Head of Executive Research, at realestate.com.au, Cameron Kusher described the tax as “punitive” for those wanting to sell up and buy something that better suits their lifestyle.
“Stamp duty creates a greater incentive for homeowners to avoid moving,” he said. “That may mean they don’t move closer to work or they don’t take that job interstate.”
The axing of stamp duty is a top priority for the Property Council of Australia, according to its chief executive, Ken Morrison.

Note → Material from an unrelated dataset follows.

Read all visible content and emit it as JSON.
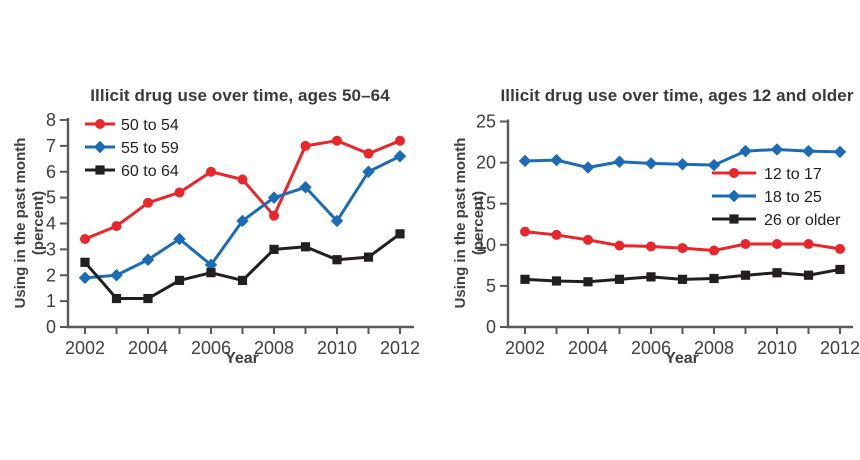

“If the abolition of stamp duty was a football club, the Property Council would be the number one ticket holder,” he said. “It’s Australia’s least efficient and most unpopular tax.”
“It discourages people from buying or selling housing, lowers labour mobility, restricts housing supply and is a highly volatile revenue source for state and territory governments. It does virtually everything an efficient tax shouldn’t do.”
Each state and territory have their own legislation around stamp duty; and clearly any abolition is not going to happen overnight, and the government would be looking to extract the revenue that stamp duty provides in some other way. There are many ideas, and it is certainly a robust discussion. We will keep you informed.